2. Aux termes de l’article L. 521-1 du code de justice administrative : « Quand une décision administrative, même de rejet, fait l’objet d’une requête en annulation ou en réformation, le juge des référés, saisi d’une demande en ce sens, peut ordonner la suspension de l’exécution de cette décision, ou de certains de ses effets, lorsque l’urgence le justifie et qu’il est fait état d’un moyen propre à créer, en l’état de l’instruction, un doute sérieux quant à la légalité de la décision. () ». Aux termes de l’article L. 522-3 dudit code : « Lorsque la demande ne présente pas un caractère d’urgence ou lorsqu’il apparaît manifeste, au vu de la demande, que celle-ci ne relève pas de la compétence de la juridiction administrative, qu’elle est irrecevable ou qu’elle est mal fondée, le juge des référés peut la rejeter par une ordonnance motivée sans qu’il y ait lieu d’appliquer les deux premiers alinéas de l’article L. 522-1. »
4. Pour justifier de l’urgence, Mme A fait valoir que la décision de lui attribuer la note de 8,3/20 à sa soutenance de mémoire l’empêche de se voir délivrer son diplôme, entraîne une convocation à une session de rattrapage à l’issue incertaine, compromet son insertion professionnelle, ses projets académiques, sa situation personnelle, financière, administrative, et engendre une détresse psychologique.

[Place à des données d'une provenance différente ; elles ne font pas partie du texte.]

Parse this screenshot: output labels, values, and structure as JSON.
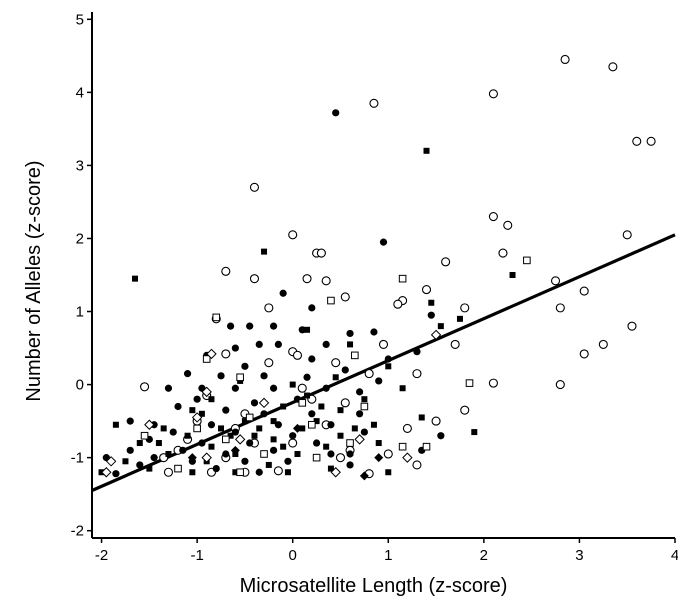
{
  "chart_data": {
    "type": "scatter",
    "title": "",
    "xlabel": "Microsatellite Length (z-score)",
    "ylabel": "Number of Alleles (z-score)",
    "xlim": [
      -2.1,
      4.0
    ],
    "ylim": [
      -2.1,
      5.1
    ],
    "x_ticks": [
      "-2",
      "-1",
      "0",
      "1",
      "2",
      "3",
      "4"
    ],
    "y_ticks": [
      "-2",
      "-1",
      "0",
      "1",
      "2",
      "3",
      "4",
      "5"
    ],
    "grid": false,
    "legend": "none",
    "regression_line": {
      "x": [
        -2.1,
        4.0
      ],
      "y": [
        -1.45,
        2.05
      ]
    },
    "series": [
      {
        "marker": "open-circle",
        "points": [
          [
            2.85,
            4.45
          ],
          [
            3.35,
            4.35
          ],
          [
            2.1,
            3.98
          ],
          [
            0.85,
            3.85
          ],
          [
            3.6,
            3.33
          ],
          [
            3.75,
            3.33
          ],
          [
            -0.4,
            2.7
          ],
          [
            2.1,
            2.3
          ],
          [
            2.25,
            2.18
          ],
          [
            0.0,
            2.05
          ],
          [
            3.5,
            2.05
          ],
          [
            2.2,
            1.8
          ],
          [
            0.25,
            1.8
          ],
          [
            0.3,
            1.8
          ],
          [
            -0.7,
            1.55
          ],
          [
            1.6,
            1.68
          ],
          [
            -0.4,
            1.45
          ],
          [
            0.15,
            1.45
          ],
          [
            0.35,
            1.42
          ],
          [
            2.75,
            1.42
          ],
          [
            3.05,
            1.28
          ],
          [
            1.4,
            1.3
          ],
          [
            0.55,
            1.2
          ],
          [
            1.15,
            1.15
          ],
          [
            -0.25,
            1.05
          ],
          [
            2.8,
            1.05
          ],
          [
            1.1,
            1.1
          ],
          [
            -0.8,
            0.9
          ],
          [
            1.8,
            1.05
          ],
          [
            3.55,
            0.8
          ],
          [
            0.0,
            0.45
          ],
          [
            0.05,
            0.4
          ],
          [
            0.95,
            0.55
          ],
          [
            3.25,
            0.55
          ],
          [
            3.05,
            0.42
          ],
          [
            -0.7,
            0.42
          ],
          [
            -1.55,
            -0.03
          ],
          [
            2.1,
            0.02
          ],
          [
            2.8,
            0.0
          ],
          [
            1.7,
            0.55
          ],
          [
            0.8,
            0.15
          ],
          [
            -0.25,
            0.3
          ],
          [
            1.3,
            0.15
          ],
          [
            0.1,
            -0.05
          ],
          [
            -0.9,
            -0.15
          ],
          [
            0.55,
            -0.25
          ],
          [
            1.8,
            -0.35
          ],
          [
            -0.5,
            -0.4
          ],
          [
            0.35,
            -0.55
          ],
          [
            1.5,
            -0.5
          ],
          [
            1.2,
            -0.6
          ],
          [
            -1.1,
            -0.75
          ],
          [
            -0.4,
            -0.8
          ],
          [
            0.0,
            -0.8
          ],
          [
            0.6,
            -0.9
          ],
          [
            1.0,
            -0.95
          ],
          [
            -1.35,
            -1.0
          ],
          [
            -0.7,
            -1.0
          ],
          [
            0.5,
            -1.0
          ],
          [
            1.3,
            -1.1
          ],
          [
            -1.3,
            -1.2
          ],
          [
            -0.85,
            -1.2
          ],
          [
            -0.5,
            -1.2
          ],
          [
            -0.15,
            -1.18
          ],
          [
            0.8,
            -1.22
          ],
          [
            -1.0,
            -0.5
          ],
          [
            0.2,
            -0.2
          ],
          [
            -0.6,
            -0.6
          ],
          [
            0.45,
            0.3
          ],
          [
            -1.2,
            -0.9
          ]
        ]
      },
      {
        "marker": "filled-circle",
        "points": [
          [
            0.45,
            3.72
          ],
          [
            0.95,
            1.95
          ],
          [
            -0.1,
            1.25
          ],
          [
            0.2,
            1.05
          ],
          [
            -0.65,
            0.8
          ],
          [
            -0.45,
            0.8
          ],
          [
            -0.2,
            0.8
          ],
          [
            0.1,
            0.75
          ],
          [
            0.6,
            0.7
          ],
          [
            0.85,
            0.72
          ],
          [
            0.35,
            0.55
          ],
          [
            -0.6,
            0.5
          ],
          [
            -0.35,
            0.55
          ],
          [
            -0.15,
            0.55
          ],
          [
            1.3,
            0.45
          ],
          [
            -0.9,
            0.4
          ],
          [
            0.2,
            0.35
          ],
          [
            1.0,
            0.35
          ],
          [
            -0.5,
            0.25
          ],
          [
            0.55,
            0.2
          ],
          [
            -1.1,
            0.15
          ],
          [
            -0.75,
            0.12
          ],
          [
            -0.3,
            0.12
          ],
          [
            0.15,
            0.1
          ],
          [
            0.9,
            0.05
          ],
          [
            -1.3,
            -0.05
          ],
          [
            -0.95,
            -0.05
          ],
          [
            -0.6,
            -0.05
          ],
          [
            -0.2,
            -0.05
          ],
          [
            0.35,
            -0.05
          ],
          [
            0.7,
            -0.1
          ],
          [
            -1.0,
            -0.2
          ],
          [
            -0.4,
            -0.25
          ],
          [
            0.05,
            -0.2
          ],
          [
            -1.2,
            -0.3
          ],
          [
            -0.7,
            -0.35
          ],
          [
            -0.3,
            -0.4
          ],
          [
            0.2,
            -0.4
          ],
          [
            0.7,
            -0.4
          ],
          [
            -1.7,
            -0.5
          ],
          [
            -1.45,
            -0.55
          ],
          [
            -0.85,
            -0.55
          ],
          [
            -0.15,
            -0.55
          ],
          [
            0.4,
            -0.55
          ],
          [
            -1.25,
            -0.65
          ],
          [
            -0.6,
            -0.65
          ],
          [
            0.0,
            -0.7
          ],
          [
            0.75,
            -0.65
          ],
          [
            -1.5,
            -0.75
          ],
          [
            -0.95,
            -0.8
          ],
          [
            -0.45,
            -0.8
          ],
          [
            0.25,
            -0.8
          ],
          [
            -1.7,
            -0.9
          ],
          [
            -1.15,
            -0.9
          ],
          [
            -0.7,
            -0.95
          ],
          [
            -0.2,
            -0.9
          ],
          [
            0.4,
            -0.95
          ],
          [
            -1.95,
            -1.0
          ],
          [
            -1.45,
            -1.0
          ],
          [
            -1.05,
            -1.05
          ],
          [
            -0.5,
            -1.05
          ],
          [
            -0.05,
            -1.05
          ],
          [
            0.6,
            -1.1
          ],
          [
            -1.6,
            -1.1
          ],
          [
            -1.2,
            -1.15
          ],
          [
            -0.8,
            -1.15
          ],
          [
            -0.35,
            -1.2
          ],
          [
            -1.85,
            -1.22
          ],
          [
            1.55,
            -0.7
          ],
          [
            1.45,
            0.95
          ],
          [
            1.35,
            -0.9
          ],
          [
            0.6,
            -0.95
          ]
        ]
      },
      {
        "marker": "filled-square",
        "points": [
          [
            1.4,
            3.2
          ],
          [
            -1.65,
            1.45
          ],
          [
            -0.3,
            1.82
          ],
          [
            2.3,
            1.5
          ],
          [
            1.45,
            1.12
          ],
          [
            1.75,
            0.9
          ],
          [
            1.55,
            0.8
          ],
          [
            0.15,
            0.75
          ],
          [
            1.9,
            -0.65
          ],
          [
            1.35,
            -0.45
          ],
          [
            1.0,
            0.25
          ],
          [
            0.45,
            0.1
          ],
          [
            -0.55,
            0.05
          ],
          [
            0.0,
            0.0
          ],
          [
            0.75,
            -0.2
          ],
          [
            -0.85,
            -0.2
          ],
          [
            -0.1,
            -0.3
          ],
          [
            0.5,
            -0.35
          ],
          [
            -1.05,
            -0.35
          ],
          [
            0.25,
            -0.5
          ],
          [
            -0.5,
            -0.5
          ],
          [
            -0.2,
            -0.5
          ],
          [
            0.85,
            -0.55
          ],
          [
            -1.35,
            -0.6
          ],
          [
            -0.75,
            -0.6
          ],
          [
            0.1,
            -0.6
          ],
          [
            -1.1,
            -0.7
          ],
          [
            -0.4,
            -0.7
          ],
          [
            0.5,
            -0.7
          ],
          [
            -1.6,
            -0.8
          ],
          [
            -0.85,
            -0.85
          ],
          [
            -0.1,
            -0.85
          ],
          [
            0.35,
            -0.85
          ],
          [
            -1.3,
            -0.95
          ],
          [
            -0.6,
            -0.95
          ],
          [
            0.05,
            -0.95
          ],
          [
            -1.75,
            -1.05
          ],
          [
            -0.9,
            -1.05
          ],
          [
            -0.25,
            -1.1
          ],
          [
            -1.5,
            -1.15
          ],
          [
            -1.05,
            -1.2
          ],
          [
            -0.6,
            -1.2
          ],
          [
            -2.0,
            -1.2
          ],
          [
            -0.65,
            -0.7
          ],
          [
            0.65,
            -0.6
          ],
          [
            -0.2,
            -0.75
          ],
          [
            -1.85,
            -0.55
          ],
          [
            0.3,
            -0.3
          ],
          [
            1.15,
            -0.05
          ],
          [
            0.6,
            0.55
          ],
          [
            1.0,
            -1.2
          ],
          [
            -0.05,
            -1.2
          ],
          [
            0.4,
            -1.15
          ],
          [
            -1.4,
            -0.8
          ],
          [
            -0.95,
            -0.4
          ],
          [
            0.15,
            -0.15
          ],
          [
            0.9,
            -0.8
          ],
          [
            -0.35,
            -0.6
          ]
        ]
      },
      {
        "marker": "open-square",
        "points": [
          [
            2.45,
            1.7
          ],
          [
            1.15,
            1.45
          ],
          [
            -0.8,
            0.92
          ],
          [
            0.4,
            1.15
          ],
          [
            0.65,
            0.4
          ],
          [
            -0.9,
            0.35
          ],
          [
            -0.55,
            0.1
          ],
          [
            0.1,
            -0.25
          ],
          [
            1.85,
            0.02
          ],
          [
            -0.45,
            -0.45
          ],
          [
            0.2,
            -0.55
          ],
          [
            -1.0,
            -0.6
          ],
          [
            0.6,
            -0.8
          ],
          [
            1.15,
            -0.85
          ],
          [
            -0.3,
            -0.95
          ],
          [
            -1.55,
            -0.7
          ],
          [
            -0.7,
            -0.75
          ],
          [
            0.75,
            -0.3
          ],
          [
            1.4,
            -0.85
          ],
          [
            0.25,
            -1.0
          ],
          [
            -1.2,
            -1.15
          ],
          [
            -0.55,
            -1.2
          ]
        ]
      },
      {
        "marker": "open-diamond",
        "points": [
          [
            1.5,
            0.68
          ],
          [
            -0.85,
            0.42
          ],
          [
            -0.9,
            -0.1
          ],
          [
            -1.0,
            -0.45
          ],
          [
            -1.5,
            -0.55
          ],
          [
            -1.9,
            -1.05
          ],
          [
            -1.95,
            -1.2
          ],
          [
            -0.55,
            -0.75
          ],
          [
            -0.9,
            -1.0
          ],
          [
            1.2,
            -1.0
          ],
          [
            0.45,
            -1.2
          ],
          [
            -0.3,
            -0.25
          ],
          [
            0.7,
            -0.75
          ]
        ]
      },
      {
        "marker": "filled-diamond",
        "points": [
          [
            0.75,
            -1.25
          ],
          [
            -0.6,
            -0.9
          ],
          [
            0.05,
            -0.6
          ],
          [
            0.9,
            -1.0
          ],
          [
            -1.05,
            -1.0
          ]
        ]
      }
    ]
  }
}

Toutefois, il est constant que la note de 8,3/20 n’est pas définitive dès lors que l’intéressée est convoquée à une session de rattrapage. Par suite, la condition relative à l’urgence pour la demande du requérant de suspendre la décision par laquelle l’Institut supérieur de l’environnement a confirmé l’attribution d’une note de 8,3/20 à la soutenance de son mémoire, entraînant une convocation à une session de rattrapage, ne peut être regardée comme remplie.
5. Il résulte de ce qui précède qu’il y a lieu de rejeter la requête présentée par Mme A en toutes ses conclusions en application de l’article L. 522-3 du code de justice administrative.
ORDONNE :
Article 1er : La requête de Mme A est rejetée.
Article 2 : La présente ordonnance sera notifiée à Mme B A.
Fait à Versailles, le 4 août 2025.
Le juge des référés,
Signé
J-L. Perez
La République mande et ordonne à la ministre de l’éducation nationale, de l’enseignement supérieur et de la recherche, en ce qui la concerne, ou à tous huissiers de justice à ce requis, en ce qui concerne les voies de droit commun contre les parties privées, de pourvoir à l’exécution de la présente décision.